The IRS Trust Fund Recovery Penalty and Chapter 13 Bankruptcy
July 25, 2011
By: David M. Serafin
Under Internal Revenue Code Section 6672, the IRS may impose the Trust Fund Recovery Penalty and hold a small business owner personally liable for an employee’s portion of both withholding and payroll (Social Security/Medicare) taxes unpaid by the business. The IRS must show that the responsible person “willfully” failure to make the payroll deposits on behalf of the employee to impose the Trust Fund Recovery Penalty. Personal liability for payroll taxes (also called FICA or 941 taxes) cannot be discharged in either chapter 7 or chapter 13 personal bankruptcy. But, these taxes can be paid back in chapter 13 bankruptcy over up to 60 months without the accumulation of IRS penalties and interest, starting on the date of the filing of the bankruptcy petition, thereby saving the bankruptcy debtor thousands of dollars.
Absent eligibility to pay back the payroll taxes in a chapter 13 plan, the bankruptcy debtor will likely be exposed to ever increasing penalties and interest which will further hinder his/her financial situation over time. Priority taxes are required to be paid back in full over no longer than 60 months in a chapter 13 personal bankruptcy (corporations are ineligible for chapter 13 bankruptcy). Thus, the question arises whether the debtor is required to include the full amount of payroll taxes owed by the business in the chapter 13 plan or merely the Trust Fund Recovery Penalty for which he/she is personally liable.

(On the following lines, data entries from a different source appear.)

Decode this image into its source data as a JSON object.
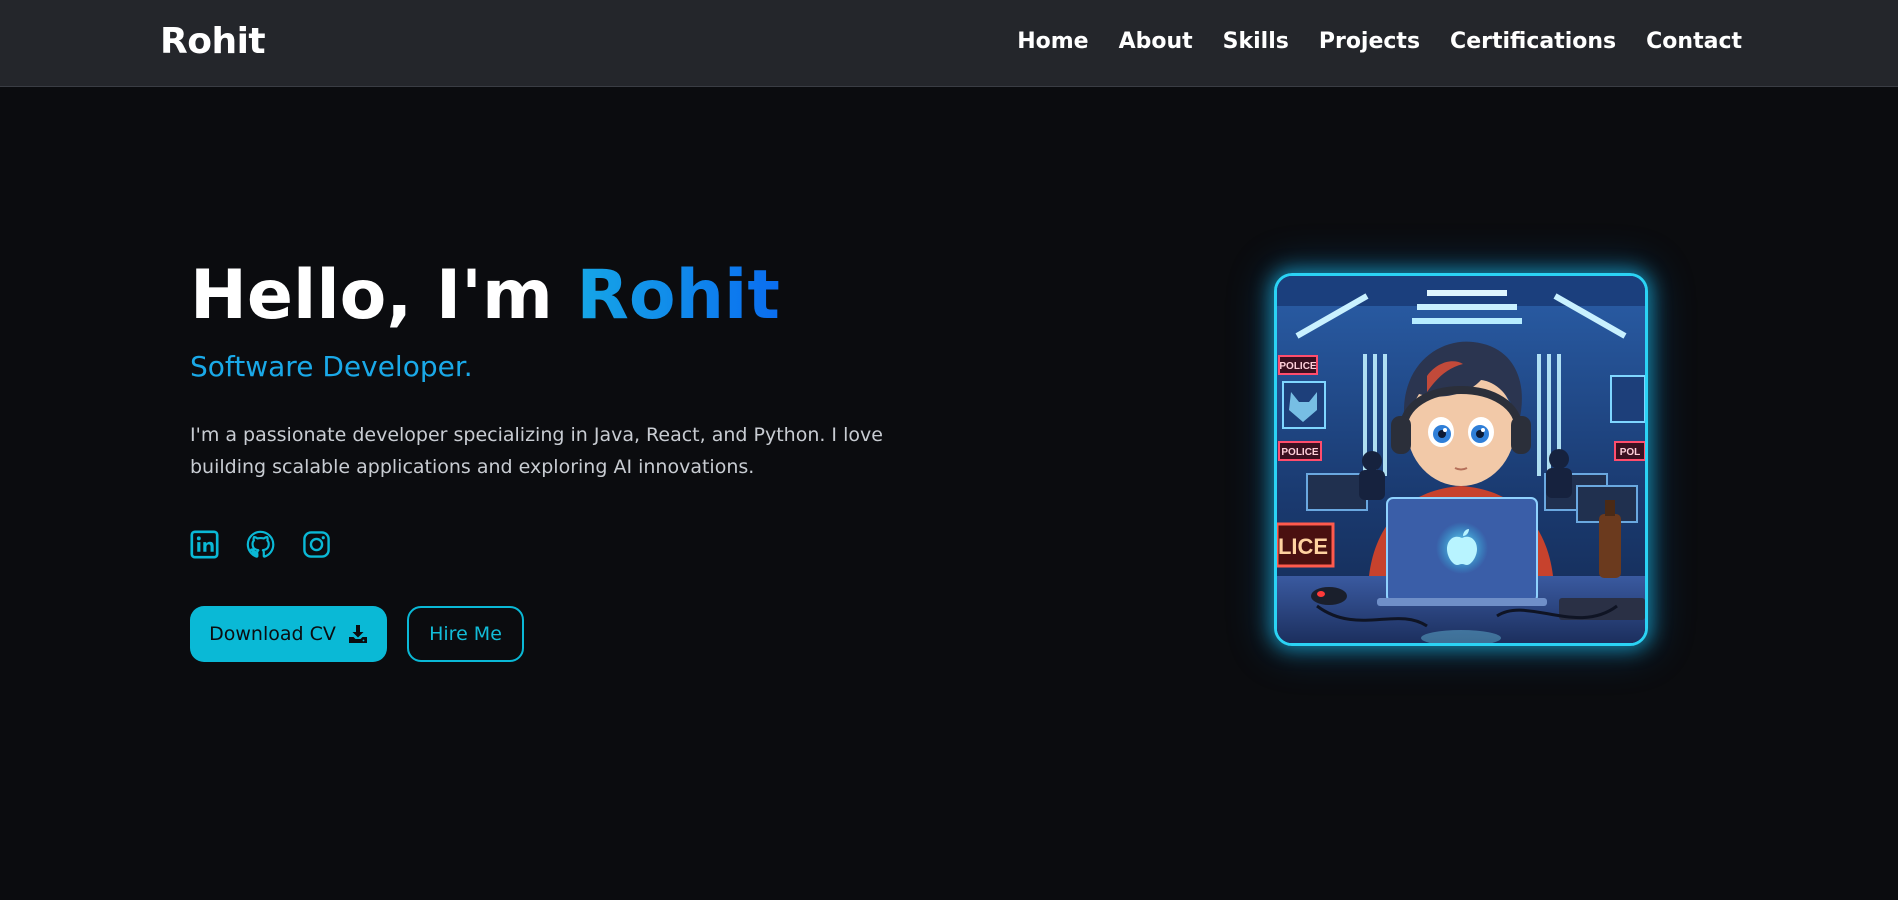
{
  "navbar": {
    "brand": "Rohit",
    "links": [
      {
        "label": "Home"
      },
      {
        "label": "About"
      },
      {
        "label": "Skills"
      },
      {
        "label": "Projects"
      },
      {
        "label": "Certifications"
      },
      {
        "label": "Contact"
      }
    ]
  },
  "hero": {
    "greeting": "Hello, I'm",
    "name": "Rohit",
    "role": "Software Developer.",
    "description": "I'm a passionate developer specializing in Java, React, and Python. I love building scalable applications and exploring AI innovations.",
    "socials": [
      {
        "icon": "linkedin-icon"
      },
      {
        "icon": "github-icon"
      },
      {
        "icon": "instagram-icon"
      }
    ],
    "buttons": {
      "download_label": "Download CV",
      "hire_label": "Hire Me"
    }
  },
  "avatar": {
    "sign_texts": [
      "POLICE",
      "POLICE",
      "POL",
      "LICE"
    ]
  },
  "colors": {
    "background": "#0b0c0f",
    "navbar": "#24262b",
    "accent": "#0ab9d6",
    "name_gradient_start": "#16a6e6",
    "name_gradient_end": "#0a6df0",
    "glow": "#2bd3f5"
  }
}
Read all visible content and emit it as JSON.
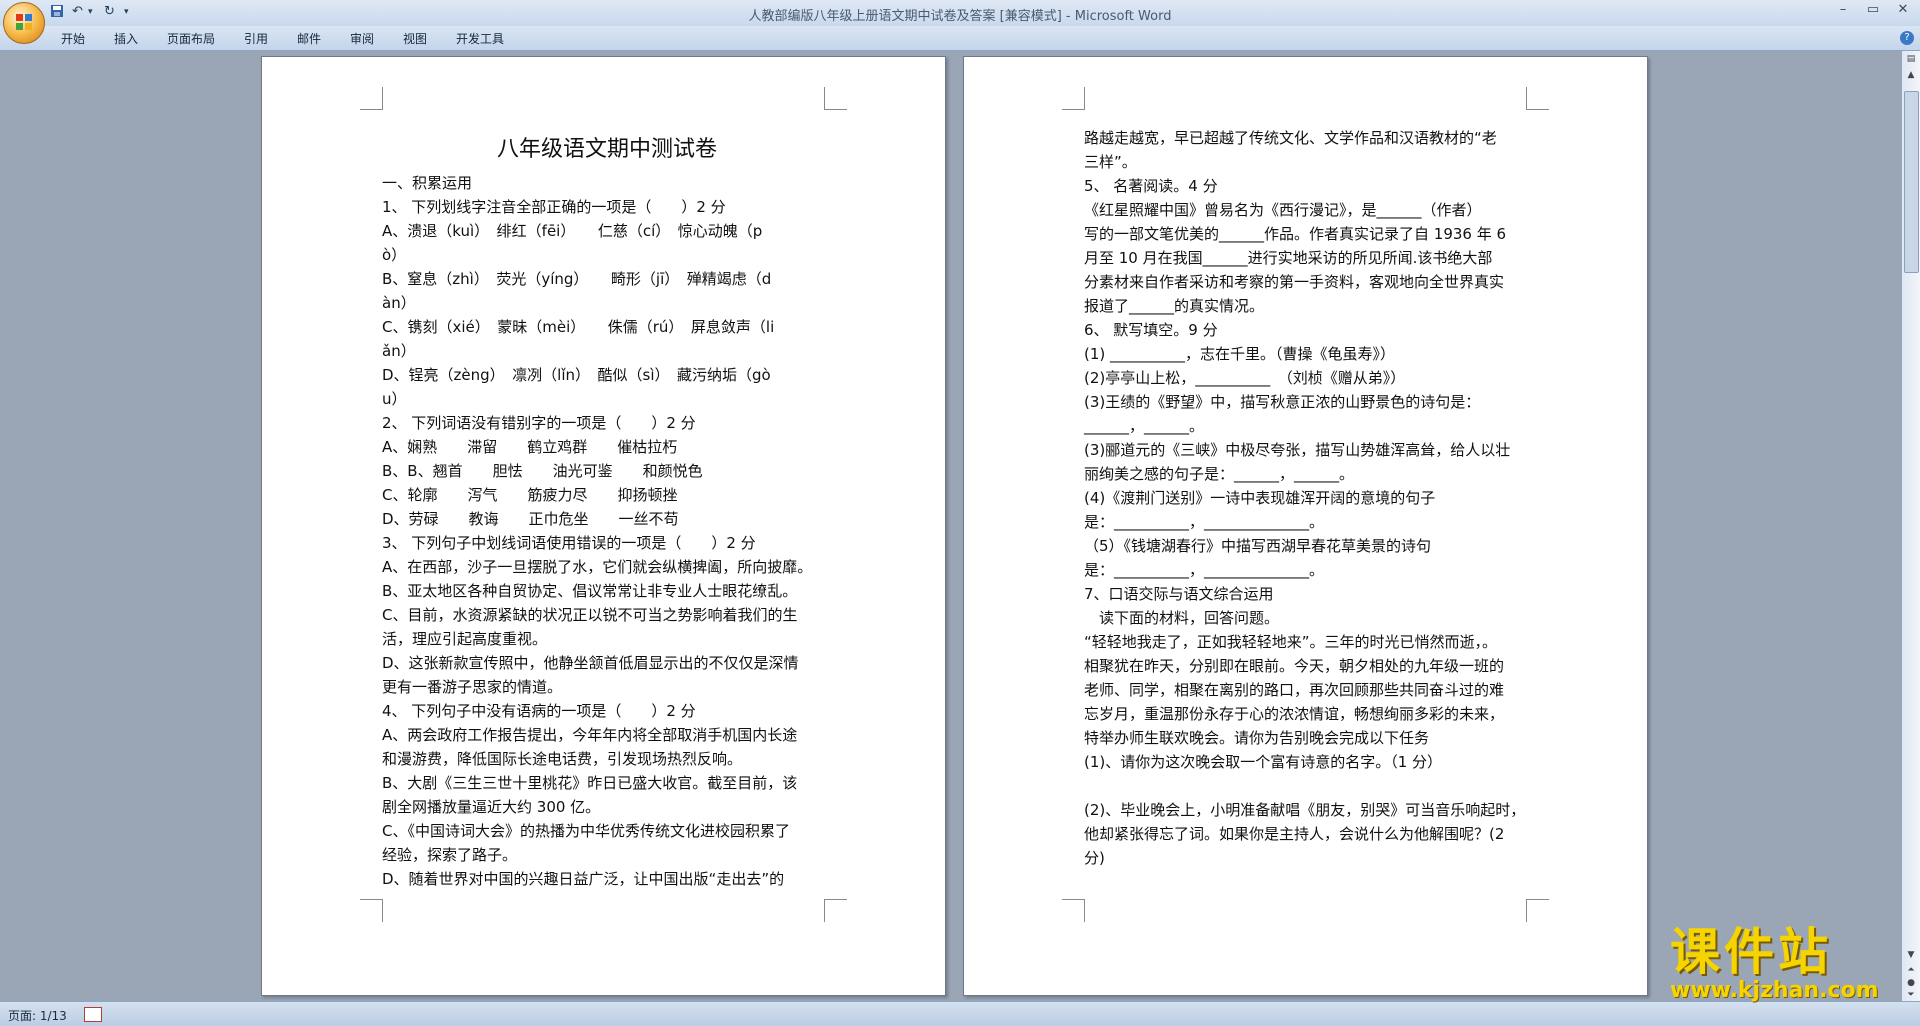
{
  "window": {
    "title": "人教部编版八年级上册语文期中试卷及答案 [兼容模式] - Microsoft Word"
  },
  "quick_access": {
    "save_icon": "save-icon",
    "undo_icon": "undo-icon",
    "redo_icon": "redo-icon"
  },
  "ribbon": {
    "tabs": [
      {
        "label": "开始"
      },
      {
        "label": "插入"
      },
      {
        "label": "页面布局"
      },
      {
        "label": "引用"
      },
      {
        "label": "邮件"
      },
      {
        "label": "审阅"
      },
      {
        "label": "视图"
      },
      {
        "label": "开发工具"
      }
    ]
  },
  "left_page": {
    "title": "八年级语文期中测试卷",
    "lines": [
      "一、积累运用",
      "1、 下列划线字注音全部正确的一项是（　　）2 分",
      "A、溃退（kuì）　绯红（fēi）　　仁慈（cí）　惊心动魄（p",
      "ò）",
      "B、窒息（zhì）　荧光（yíng）　　畸形（jī）　殚精竭虑（d",
      "àn）",
      "C、镌刻（xié）　蒙昧（mèi）　　侏儒（rú）　屏息敛声（li",
      "ǎn）",
      "D、锃亮（zèng）　凛冽（lǐn）　酷似（sì）　藏污纳垢（gò",
      "u）",
      "2、 下列词语没有错别字的一项是（　　）2 分",
      "A、娴熟　　滞留　　鹤立鸡群　　催枯拉朽",
      "B、B、翘首　　胆怯　　油光可鉴　　和颜悦色",
      "C、轮廓　　泻气　　筋疲力尽　　抑扬顿挫",
      "D、劳碌　　教诲　　正巾危坐　　一丝不苟",
      "3、 下列句子中划线词语使用错误的一项是（　　）2 分",
      "A、在西部，沙子一旦摆脱了水，它们就会纵横捭阖，所向披靡。",
      "B、亚太地区各种自贸协定、倡议常常让非专业人士眼花缭乱。",
      "C、目前，水资源紧缺的状况正以锐不可当之势影响着我们的生",
      "活，理应引起高度重视。",
      "D、这张新款宣传照中，他静坐颔首低眉显示出的不仅仅是深情",
      "更有一番游子思家的情道。",
      "4、 下列句子中没有语病的一项是（　　）2 分",
      "A、两会政府工作报告提出，今年年内将全部取消手机国内长途",
      "和漫游费，降低国际长途电话费，引发现场热烈反响。",
      "B、大剧《三生三世十里桃花》昨日已盛大收官。截至目前，该",
      "剧全网播放量逼近大约 300 亿。",
      "C、《中国诗词大会》的热播为中华优秀传统文化进校园积累了",
      "经验，探索了路子。",
      "D、随着世界对中国的兴趣日益广泛，让中国出版“走出去”的"
    ]
  },
  "right_page": {
    "lines": [
      "路越走越宽，早已超越了传统文化、文学作品和汉语教材的“老",
      "三样”。",
      "5、 名著阅读。4 分",
      "《红星照耀中国》曾易名为《西行漫记》，是______（作者）",
      "写的一部文笔优美的______作品。作者真实记录了自 1936 年 6",
      "月至 10 月在我国______进行实地采访的所见所闻.该书绝大部",
      "分素材来自作者采访和考察的第一手资料，客观地向全世界真实",
      "报道了______的真实情况。",
      "6、 默写填空。9 分",
      "(1) __________，志在千里。（曹操《龟虽寿》）",
      "(2)亭亭山上松，__________　（刘桢《赠从弟》）",
      "(3)王绩的《野望》中，描写秋意正浓的山野景色的诗句是：",
      "______，______。",
      "(3)郦道元的《三峡》中极尽夸张，描写山势雄浑高耸，给人以壮",
      "丽绚美之感的句子是：______，______。",
      "(4)《渡荆门送别》一诗中表现雄浑开阔的意境的句子",
      "是：__________，______________。",
      "（5）《钱塘湖春行》中描写西湖早春花草美景的诗句",
      "是：__________，______________。",
      "7、口语交际与语文综合运用",
      "　读下面的材料，回答问题。",
      "“轻轻地我走了，正如我轻轻地来”。三年的时光已悄然而逝，。",
      "相聚犹在昨天，分别即在眼前。今天，朝夕相处的九年级一班的",
      "老师、同学，相聚在离别的路口，再次回顾那些共同奋斗过的难",
      "忘岁月，重温那份永存于心的浓浓情谊，畅想绚丽多彩的未来，",
      "特举办师生联欢晚会。请你为告别晚会完成以下任务",
      "(1)、请你为这次晚会取一个富有诗意的名字。（1 分）",
      "",
      "(2)、毕业晚会上，小明准备献唱《朋友，别哭》可当音乐响起时，",
      "他却紧张得忘了词。如果你是主持人，会说什么为他解围呢？(2",
      "分)"
    ]
  },
  "statusbar": {
    "page_info": "页面: 1/13"
  },
  "watermark": {
    "text": "课件站",
    "url": "www.kjzhan.com"
  },
  "colors": {
    "workspace": "#9aa6b6",
    "ribbon": "#c4d4ea",
    "watermark": "#f5d400"
  }
}
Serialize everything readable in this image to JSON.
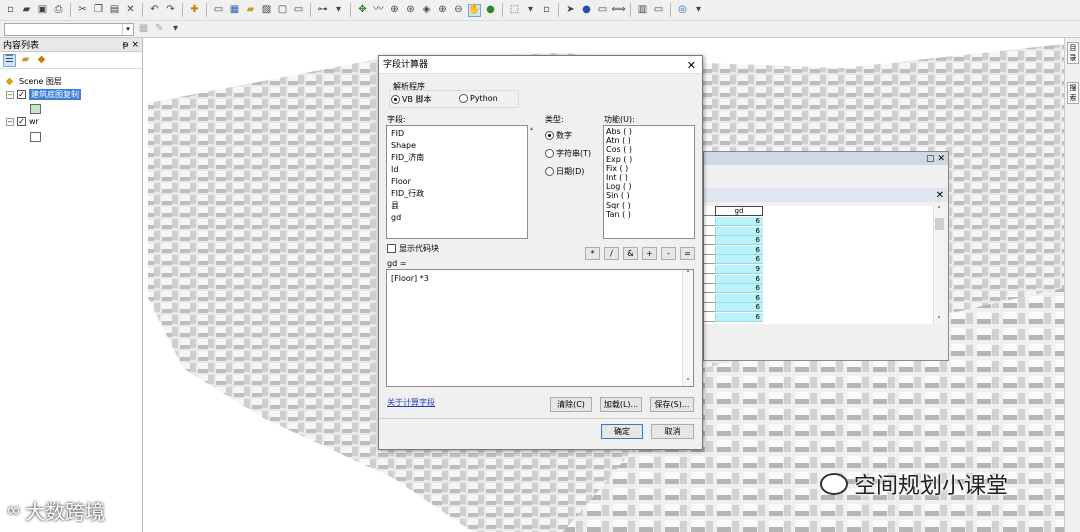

For this reason, it is critical for the bankruptcy debtor to have (before incurring the payroll tax liability) incorporated the business AND regularly file an annual Form 1065 (partnership tax return), Form 1120 (C Corporation), or Form 1120S (S Corporation). A sole proprietor who lists business income/deductions on Schedule C of the individual Form 1040 tax return will be on the hook for the entire payroll tax liability. However, the business owner who files a separate corporate or partnership tax return will only be held personally liable for the Trust Fund Recovery Penalty portion.
As the Trust Fund Recovery Penalty assessed against the responsible person sometimes comprises only a small portion of the business’ overall payroll tax liability, the filing status of the business may solely determine whether the Colorado Bankruptcy Court will confirm a feasible chapter 13 plan (an unfeasible plan is one in which the bankruptcy debtor – based on monthly income/expenses or payback of non-dischargeable debt – is not likely to be able to make the payments).